Guide · 8 min
Lot rent went up again? What moving your mobile home out of the park really costs — and when Florida pays for it
Corporate park buyers are doubling and tripling Florida lot rents. Here's the honest math on moving your home to your own land, the state program that reimburses up to $3,000–$6,000 when a park closes, and how to decide.
June 8, 2026
Across Central Florida, parks bought by investment groups have pushed lot rents from the $300s to $700, $800, and beyond — with residents getting 90-day notices and few options. If you own your home but rent the lot, you're not as stuck as it feels. Here's the honest math on getting out, and the state program almost nobody tells you about.
First: what Florida law gives you
- Rent increases require 90 days' written notice, and since 2024 you have the right to request mediation through the state's mobile home dispute process.

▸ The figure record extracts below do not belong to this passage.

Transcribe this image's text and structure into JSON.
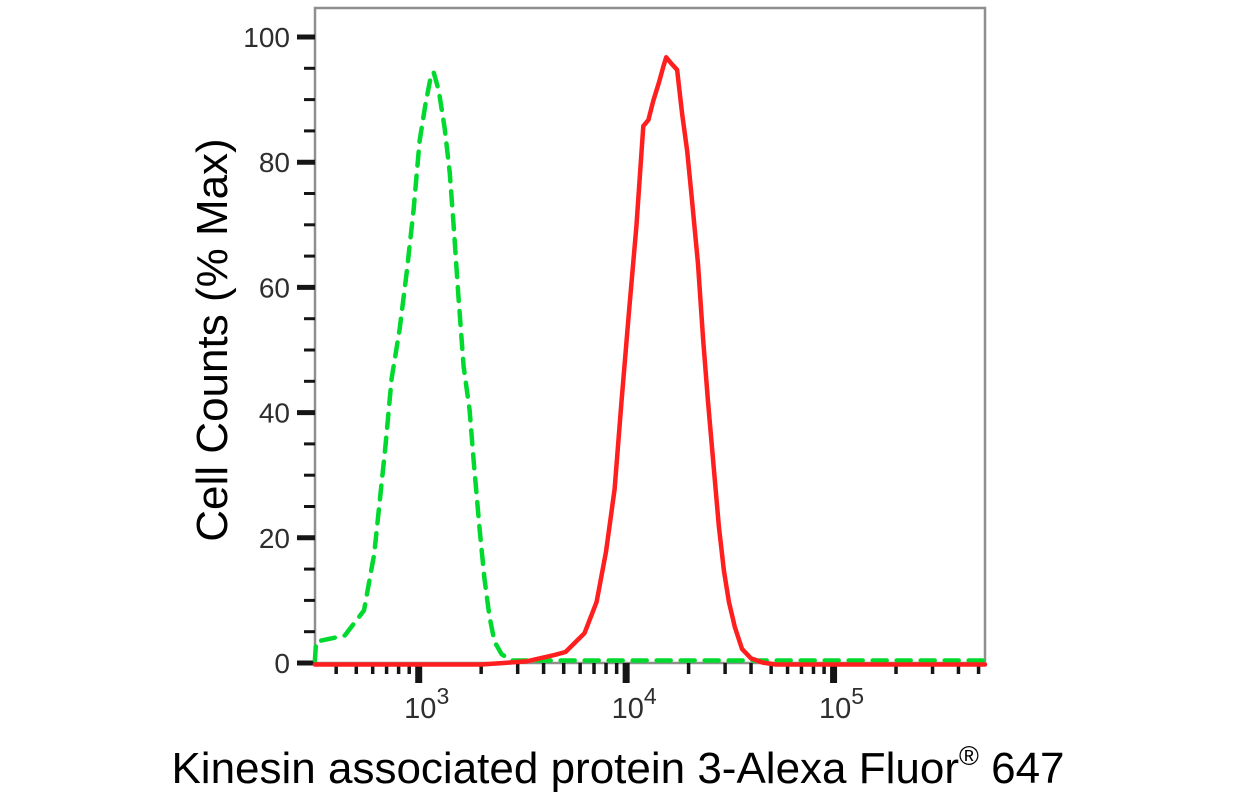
{
  "chart_data": {
    "type": "line",
    "subtype": "flow-cytometry-histogram",
    "title": "",
    "ylabel": "Cell Counts (% Max)",
    "xlabel_main": "Kinesin associated protein 3-Alexa Fluor",
    "xlabel_sup": "®",
    "xlabel_suffix": " 647",
    "x_scale": "log",
    "x_log_range": [
      2.5,
      5.73
    ],
    "ylim": [
      0,
      104.5
    ],
    "grid": false,
    "legend": "none",
    "x_tick_base": "10",
    "x_major_ticks": [
      {
        "value": 1000,
        "exponent": "3"
      },
      {
        "value": 10000,
        "exponent": "4"
      },
      {
        "value": 100000,
        "exponent": "5"
      }
    ],
    "y_major_ticks": [
      0,
      20,
      40,
      60,
      80,
      100
    ],
    "y_minor_step": 5,
    "axis_color": "#8f8f8f",
    "tick_color": "#151515",
    "tick_label_color": "#2e2e2e",
    "series": [
      {
        "name": "green-dashed-curve",
        "color": "#00d92e",
        "line_style": "dashed",
        "peak_x": 1180,
        "peak_y": 94,
        "points": [
          [
            316,
            0
          ],
          [
            320,
            3
          ],
          [
            440,
            4
          ],
          [
            545,
            8
          ],
          [
            610,
            17
          ],
          [
            690,
            34
          ],
          [
            740,
            45
          ],
          [
            810,
            53
          ],
          [
            875,
            62
          ],
          [
            945,
            72
          ],
          [
            1010,
            83
          ],
          [
            1080,
            89
          ],
          [
            1140,
            93
          ],
          [
            1180,
            94
          ],
          [
            1250,
            91
          ],
          [
            1335,
            85
          ],
          [
            1410,
            78
          ],
          [
            1470,
            70
          ],
          [
            1555,
            58
          ],
          [
            1645,
            47
          ],
          [
            1760,
            40
          ],
          [
            1840,
            32
          ],
          [
            1965,
            21
          ],
          [
            2075,
            13
          ],
          [
            2195,
            7
          ],
          [
            2320,
            3
          ],
          [
            2510,
            1
          ],
          [
            2800,
            0
          ],
          [
            537000,
            0
          ]
        ]
      },
      {
        "name": "red-solid-curve",
        "color": "#ff1f1f",
        "line_style": "solid",
        "peak_x": 15600,
        "peak_y": 97,
        "points": [
          [
            316,
            0
          ],
          [
            2000,
            0
          ],
          [
            3300,
            0.5
          ],
          [
            4500,
            1.5
          ],
          [
            5100,
            2
          ],
          [
            6300,
            5
          ],
          [
            7200,
            10
          ],
          [
            8000,
            18
          ],
          [
            8800,
            28
          ],
          [
            9500,
            42
          ],
          [
            10300,
            56
          ],
          [
            11200,
            70
          ],
          [
            12100,
            86
          ],
          [
            12800,
            87
          ],
          [
            13500,
            90
          ],
          [
            14400,
            93
          ],
          [
            15100,
            95.5
          ],
          [
            15600,
            97
          ],
          [
            16500,
            96
          ],
          [
            17600,
            95
          ],
          [
            18600,
            88
          ],
          [
            19700,
            82
          ],
          [
            20800,
            74
          ],
          [
            22200,
            64
          ],
          [
            23500,
            52
          ],
          [
            24800,
            42
          ],
          [
            26200,
            33
          ],
          [
            28000,
            22
          ],
          [
            29600,
            15
          ],
          [
            31300,
            10
          ],
          [
            33400,
            6
          ],
          [
            36200,
            2.5
          ],
          [
            39900,
            1
          ],
          [
            45600,
            0.3
          ],
          [
            52600,
            0
          ],
          [
            537000,
            0
          ]
        ]
      }
    ]
  }
}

- If the park is closing or changing land use, Florida's Mobile Home Relocation Corporation (FMHRC, under statute 723.0612) reimburses your actual moving expenses — up to $3,000 for a single-wide and $6,000 for a double-wide.
- If you'd rather walk away than move, the same program pays abandonment compensation ($1,375 single-wide / $2,750 double-wide) when you surrender the title.
The break-even math: move vs. stay
Say your lot rent jumped from $400 to $750 — that's $4,200 more per year, every year. A typical single-wide move to your own land (transport + setup + permits) runs $5,000–$9,000. If you already own land or family land is available, the move pays for itself in under two years, and after that the $9,000+ a year you're not paying in lot rent stays in your pocket. The math gets better with FMHRC reimbursement and worse if you have to buy land — that's the honest version.
What the move actually involves
- Check your home can move: age, condition, and a pre-move inspection (homes over 3 years old need one in Florida; pre-1976 homes generally can't be relocated).
- Line up the destination: your land needs zoning that allows the home, setbacks that fit, and septic/well or utility hookups — check this BEFORE giving the park notice.
- Permits: state transport permit plus the destination county's install permit.
- The move and set: transport, code-compliant setup, tie-downs, skirting, steps, and final inspection.
- If FMHRC applies: file the claim with documented moving expenses — keep every invoice.
When staying actually wins
- Your home is pre-1976 or in poor structural condition — it likely can't be moved, and abandonment compensation plus buying a newer used home may be the better play.
- You don't have land access and local land prices would eat a decade of rent savings.
- The park increase is a one-time correction to market level, not a pattern — check what the new owner did at their other parks.
Frequently asked
Does Florida really pay to move your mobile home?+
Yes, in one specific case: when a park closes or changes land use, the FMHRC (statute 723.0612) reimburses documented moving expenses up to $3,000 for a single-wide and $6,000 for a double-wide, or pays abandonment compensation if you surrender the home instead.
Can the park stop me from moving my home out?+
No — you own the home. You'll owe any rent due and must follow the lease's notice terms, and some parks charge exit-related fees, but the home is yours to move. Get your destination ready before you give notice.
How long does a park-to-land move take?+
With land ready and permits moving, most projects land in the 4-to-10 week range — permits set the pace. Starting the destination paperwork before your notice period ends is the key to not paying double rent.